- Born: 8 June 1904 Moonee Ponds, Victoria, Australia
- Died: 19 February 1987 (aged 82) Brisbane, Queensland, Australia
- Education: University of Queensland University of Melbourne
- Spouse: Jessie Hartley ​(m. 1933)​

= Cecil Hadgraft =

Australian academic and literary critic

Cecil Harry Huddlestone Hay Hadgraft (8 June 1904 – 19 February 1987) was an Australian academic and literary critic. He was a senior lecturer and reader in literature at the University of Queensland, with a particular interest in the early years of Australian literature.

==Early life and education==
Hadgraft was born on 8 June 1904 in Moonee Ponds, Victoria. As a child he moved to Rockhampton, Queensland, where he attended Rockhampton Grammar School and was mentored by Henry Kellow. He entered the University of Queensland in 1922 and was editor of the student magazine Galmahra in 1924. He eventually graduated Bachelor of Arts in 1929 and was awarded first-class honours in 1931 with a thesis on "aspects of the mock-heroic in English verse and drama to 1781". He completed a Master of Arts in 1937.

==Career==
Hadgraft worked as a schoolteacher at Rockhampton Grammar School (1925–1930), Wolaroi College (1932–1933) and Ipswich Grammar School (1934–1949). He was also an education officer in the Royal Australian Air Force (RAAF) from 1942 to 1946 and was awarded a Bachelor of Education by the University of Melbourne in 1946 for a thesis on adult education.

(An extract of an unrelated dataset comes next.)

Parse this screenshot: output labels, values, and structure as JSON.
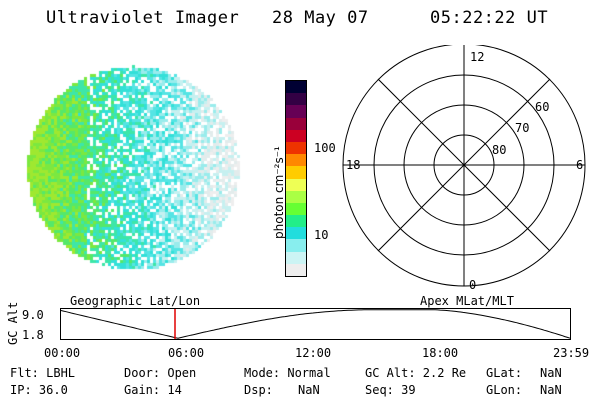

In 1948, Hadgraft joined the University of Queensland's English department teaching evening classes. He was promoted to assistant lecturer in 1950, lecturer in 1955, and senior lecturer in 1958. Appointed reader in 1962, he was responsible for the introduction of the university's first courses in Australian literature. He retired in 1974 but continued on as an honorary lecturer. Hadgraft was awarded a John Hay Whitney Foundation scholarship in 1956, allowing him to conduct research at the University of Nebraska at Omaha and Louisiana State University.

===Works===
Hadgraft was "committed to the study of Australian literature", particularly that of the 19th century. His books included Queensland and Its Writers (1959), Australian Literature: A Critical Account to 1955 (1960), and James Brunton Stephens (1969). He was editor of two anthologies of Australian short stories and oversaw the republication of works by Henry Savery, Frederick Sinnett, and Jessie Couvreur. His 1987 anthology The Short Story Before Lawson was praised for countering the "orthodox" claim that Henry Lawson had established the Australian short story tradition. Hadgraft also authored ten entries in the Australian Dictionary of Biography between 1967 and 1983.

==Personal life==
Hadgraft married fellow schoolteacher Jessie Hartley in 1933, with whom he had two children. He died in Brisbane on 19 February 1987 at the age of 82.